The llvm-toolchain port is built with AMDGPU as the default GPU backend target. This is required by Mesa for AMD Radeon shader compilation (radeonsi, radv) and by the LLVM-based software rasterizer (llvmpipe). If your system uses different hardware, you can change the targets and rebuild:

# Edit the llvm-toolchain MAKEPKG
# cd /ports/core/llvm-toolchain
# vi MAKEPKG
# Find the -DLLVM_TARGETS_TO_BUILD line and adjust:
#   AMDGPU    — AMD Radeon (required for radeonsi/radv)
#   NVPTX     — NVIDIA (compute/CUDA)
#   X86       — always required
# Rebuild and upgrade
# mkpkg -c && mkpkg -d
# addpkg -u llvm-toolchain#*.pkg.tar.gz
# Then rebuild Mesa to pick up the new backend
# cd /usr/ports/xorg/mesa
# mkpkg -c && mkpkg -d
# addpkg -u mesa#*.pkg.tar.gz
Intel GPUs do not need an LLVM backend target — Intel's Mesa drivers (iris, anv) use their own compiler stack. If you run Intel-only graphics, you can remove AMDGPU entirely to reduce the LLVM build time and binary size.

Installation model

rawnix uses a hybrid installation model. During initial installation, pre-built binary packages are fetched over the network and installed with addpkg. Once the system is running, you transition to source-based updates and customization through the ports system — syncing port trees, building packages with mkpkg, and managing dependencies with pkg.

Getting help

Join #rawnix on Libera.Chat for support, questions, and discussion.

02

Filesystem Layout

rawnix uses a flat library layout — there is no lib32, lib64, or multilib. Libraries live in /lib and /usr/lib, period. This reflects the single-arch, single-libc nature of the system.

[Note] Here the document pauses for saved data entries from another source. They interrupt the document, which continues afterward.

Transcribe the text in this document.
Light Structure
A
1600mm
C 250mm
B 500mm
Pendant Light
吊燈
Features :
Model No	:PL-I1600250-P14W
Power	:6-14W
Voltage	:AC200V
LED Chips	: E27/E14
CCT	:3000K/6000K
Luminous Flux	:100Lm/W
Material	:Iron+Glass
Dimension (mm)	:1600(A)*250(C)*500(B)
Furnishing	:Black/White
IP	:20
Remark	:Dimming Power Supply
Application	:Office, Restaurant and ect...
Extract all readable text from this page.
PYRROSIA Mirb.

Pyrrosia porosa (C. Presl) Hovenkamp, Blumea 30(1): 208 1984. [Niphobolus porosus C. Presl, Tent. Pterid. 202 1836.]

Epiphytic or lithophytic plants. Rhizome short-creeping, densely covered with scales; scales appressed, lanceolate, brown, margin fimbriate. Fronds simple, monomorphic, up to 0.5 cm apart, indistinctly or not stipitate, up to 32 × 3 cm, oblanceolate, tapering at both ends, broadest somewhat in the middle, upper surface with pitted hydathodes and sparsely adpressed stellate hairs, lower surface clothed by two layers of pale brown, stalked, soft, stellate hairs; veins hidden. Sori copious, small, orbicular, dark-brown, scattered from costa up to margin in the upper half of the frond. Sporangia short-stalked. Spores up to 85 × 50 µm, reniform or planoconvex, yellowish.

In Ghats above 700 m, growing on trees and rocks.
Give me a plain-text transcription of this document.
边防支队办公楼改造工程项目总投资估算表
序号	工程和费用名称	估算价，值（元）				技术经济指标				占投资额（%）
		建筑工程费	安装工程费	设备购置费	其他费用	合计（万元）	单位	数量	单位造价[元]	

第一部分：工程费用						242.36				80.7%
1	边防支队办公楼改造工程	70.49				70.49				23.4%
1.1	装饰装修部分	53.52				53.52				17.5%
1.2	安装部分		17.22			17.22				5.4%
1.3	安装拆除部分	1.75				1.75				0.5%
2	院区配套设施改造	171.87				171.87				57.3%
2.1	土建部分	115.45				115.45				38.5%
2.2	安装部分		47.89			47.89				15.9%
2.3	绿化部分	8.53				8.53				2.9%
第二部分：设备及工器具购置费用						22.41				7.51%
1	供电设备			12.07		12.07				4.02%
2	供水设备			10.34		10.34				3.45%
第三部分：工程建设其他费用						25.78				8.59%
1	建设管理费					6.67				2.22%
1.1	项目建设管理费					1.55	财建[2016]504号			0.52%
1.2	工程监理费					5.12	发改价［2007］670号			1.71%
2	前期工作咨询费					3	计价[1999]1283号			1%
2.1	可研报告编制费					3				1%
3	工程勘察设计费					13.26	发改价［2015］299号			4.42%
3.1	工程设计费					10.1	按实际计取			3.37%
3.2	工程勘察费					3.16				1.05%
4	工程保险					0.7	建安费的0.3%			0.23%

The filesystem splits into two install prefixes. The ports tree mirrors this split directly:

# Root prefix — core system (packages from /ports/core) / ├── bin/ # essential binaries ├── boot/ │ └── efi/ # EFI system partition mount ├── etc/ │ ├── boot.d/ # boot-time setup scripts │ ├── ports/ # ports sync configuration │ ├── profile.d/ # shell environment scripts │ ├── ssl/ # certificates │ └── sv/ # runit service definitions ├── home/ ├── include/ # core headers ├── lib/ # core libraries (no lib32, no lib64) │ └── firmware/ ├── media/ ├── mnt/ ├── ports/ │ └── core/ # core ports → install to / ├── root/ # root home directory ├── sbin/ # essential system binaries ├── service/ # supervised services (symlinks → /etc/sv) ├── src/ ├── usr/ │ ├── bin/ # user binaries │ ├── include/ # user headers │ ├── lib/ # user libraries + pkgconfig │ ├── ports/ # non-core ports → install to /usr │ │ ├── devel/ # development tools │ │ ├── libs/ # shared libraries │ │ ├── opt/ # optional apps │ │ ├── perl/ # perl modules │ │ ├── python/ # python modules │ │ └── xorg/ # graphical stack │ └── share/ # man pages, data, etc. └── var/ └── lib/ └── pkg/ # package database & dependency db

The rule is simple: packages in /ports/core install into the root prefix (/bin, /sbin, /lib). Packages in /usr/ports/* install into the /usr prefix (/usr/bin, /usr/lib). This is set by --prefix=/ vs --prefix=/usr in each port's build function.

The setup-filesystem script creates this entire skeleton, including /var/lib/pkg/db (the empty package database), default /etc/passwd, /etc/group, /etc/profile, and other base configuration files. It must be run before any packages are installed.

XDG runtime directories

rawnix sets up XDG base directories through two scripts rather than relying on elogind, dumb_runtime_dir, or session managers. This means Wayland compositors work out of the box with no extra session infrastructure.

/etc/profile.d/xdg.sh exports the environment variables on login:

#!/bin/sh
export XDG_DATA_HOME="$HOME/.local/share"
export XDG_CONFIG_HOME="$HOME/.config"
export XDG_CACHE_HOME="$HOME/.cache"
export XDG_RUNTIME_DIR=/run/user/$(id -u)

/etc/boot.d/xdg-runtime creates the runtime directories at boot for each user:

#!/bin/sh
# Create XDG_RUNTIME_DIR for root and regular users
for user in root $(awk -F: '$3 >= 1000 && $3 < 65534 {print $1}' /etc/passwd); do
    uid=$(id -u "$user")
    dir=/run/user/$uid
    mkdir -p "$dir"
    chmod 0700 "$dir"
    chown "$user":"$user" "$dir"
done

No PAM, no elogind

rawnix does not use Linux-PAM or elogind. Authentication is handled by traditional shadow utilities. Session setup — XDG runtime directories, seat management via seatd — is done with minimal, purpose-built scripts that interface directly with the system rather than through abstraction layers.